Las elecciones presidenciales estadounidenses del pasado martes 3 de noviembre dejaron a la luz una cantidad de aspectos que serán materia de análisis de lo más variados en el futuro. Algunos de ellos ya pueden aventurarse y en términos generales pueden aglutinarse en torno a la figura de Donald Trump y en lo que él representa. Sin ir más lejos, es posible que la mayor fortaleza de Joe Biden al momento de reunir voluntades haya consistido en ser exactamente lo opuesto al actual presidente.

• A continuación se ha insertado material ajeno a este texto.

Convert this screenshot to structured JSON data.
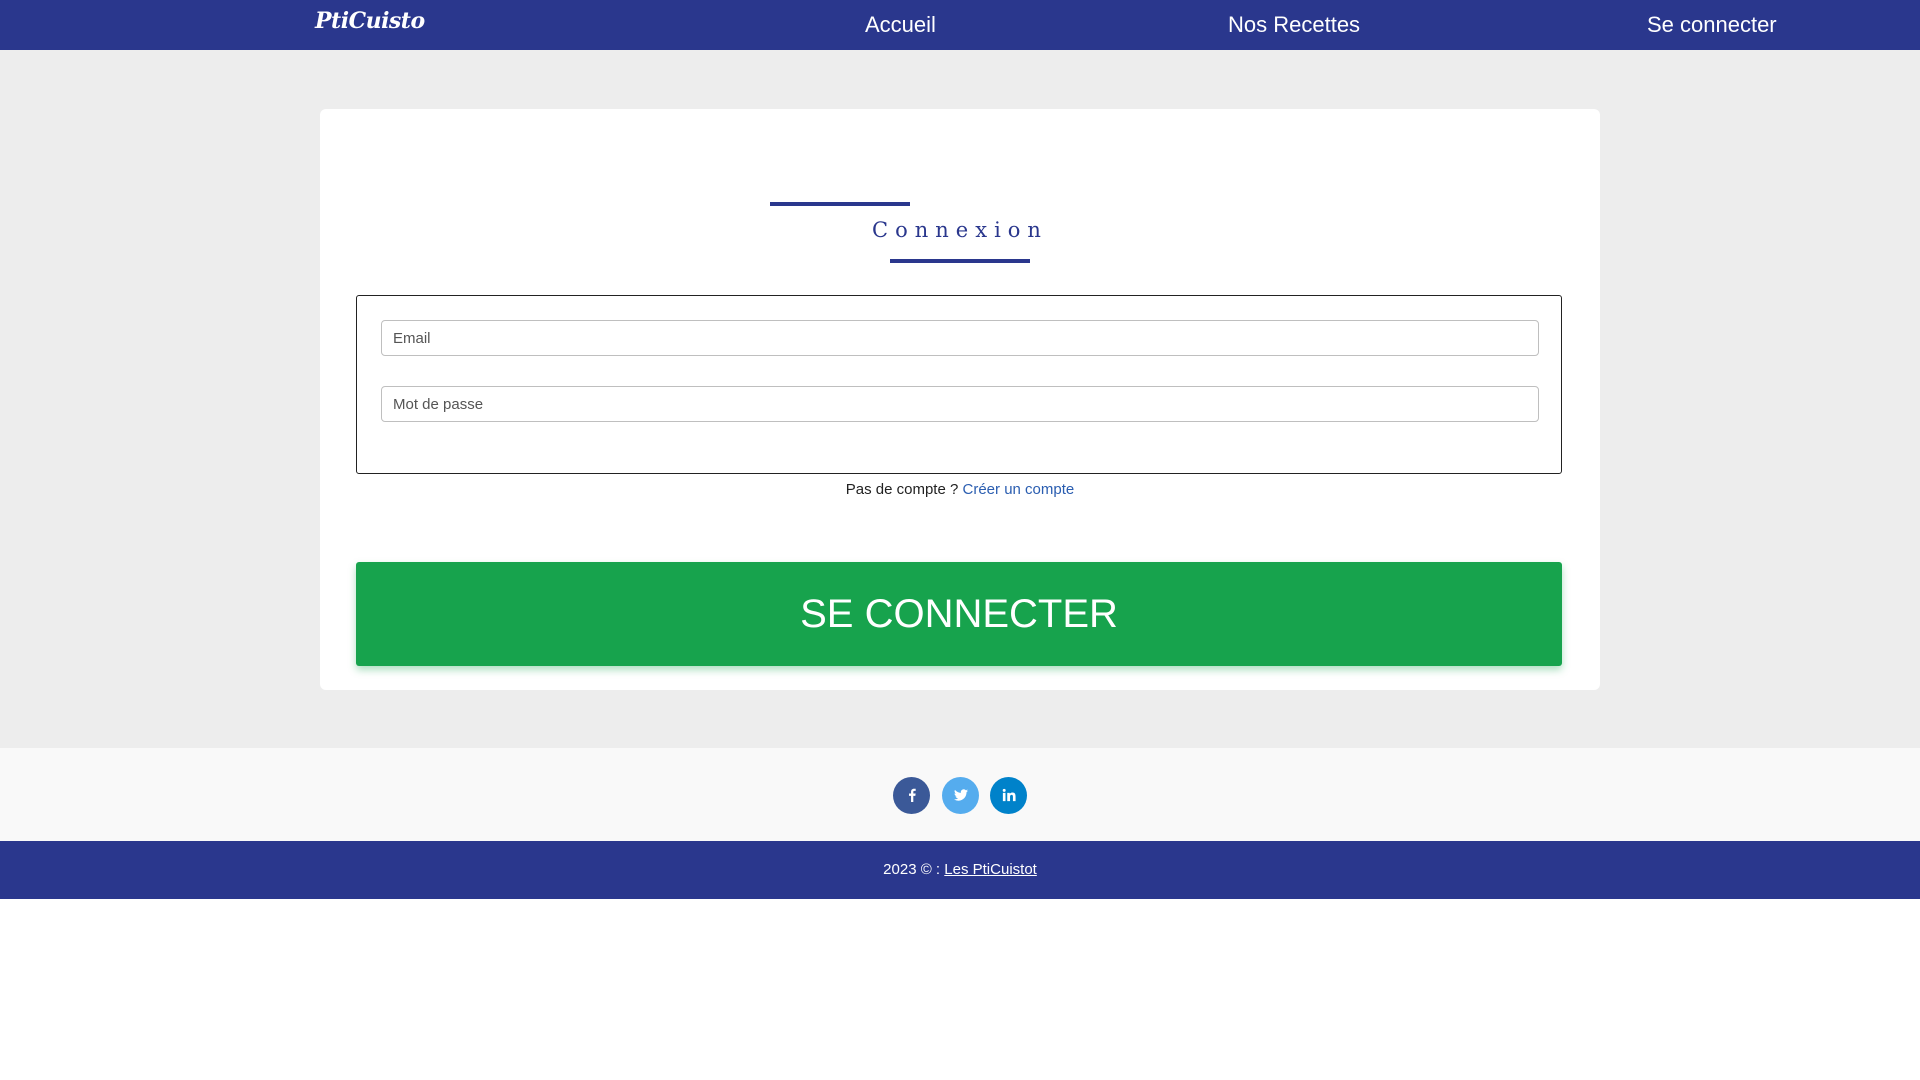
{
  "nav": {
    "brand": "PtiCuisto",
    "links": [
      "Accueil",
      "Nos Recettes",
      "Se connecter"
    ]
  },
  "login": {
    "title": "Connexion",
    "email_placeholder": "Email",
    "password_placeholder": "Mot de passe",
    "signup_prompt": "Pas de compte ?",
    "signup_link": "Créer un compte",
    "submit_label": "SE CONNECTER"
  },
  "footer": {
    "social": [
      {
        "icon": "facebook-icon",
        "color": "#3b5998"
      },
      {
        "icon": "twitter-icon",
        "color": "#55acee"
      },
      {
        "icon": "linkedin-icon",
        "color": "#0082ca"
      }
    ],
    "copyright_prefix": "2023 © :",
    "copyright_link": "Les PtiCuistot"
  },
  "colors": {
    "primary": "#2a378d",
    "success": "#17a34d",
    "page_background": "#ededed"
  }
}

Esto pone de manifiesto la centralidad política que ocupa Trump, quien se convirtió en el ícono y el eje en torno al cual se reunieron conservadores, reaccionarios, supremacistas blancos, fanáticos protestantes, numerosos trabajadores y campesinos y -hay que reconocerlo de una vez- muchísimos latinos.

Con un discurso polarizador, simplificador de la realidad, con el uso y el abuso de las fake news o noticias falsas -las cuales denunció sistemáticamente que se usaban en su contra-, con una manipulación magistral de los microclimas generados en las redes sociales y mediante la ruptura de la espiral de silencio de sectores extremistas acallados durante décadas detrás de discursos políticamente correctos, Trump se convirtió en un tótem venerado por un sector muy importante de la sociedad estadounidense. Logró algo nada despreciable desde el punto de vista de la comunicación: confundir las formas políticamente incorrectas con la verdad. Encausó odios, rencores, frustraciones, enojos, machismo, racismo, xenofobia y por sobre todas las cosas el miedo de cientos de miles de personas detrás de una causa común: la de su arribo mesiánico al poder. Colaboraron con él factores previos a su llegda a la política poco más de cuatro años atrás, como el descrédito de los políticos tradicionales, el descrédito de los medios masivos de comunicación, el descrédito de un sector de las finanzas vinculadas a Wall Street y las divisiones latentes e irresueltas de la cultura estadounidense.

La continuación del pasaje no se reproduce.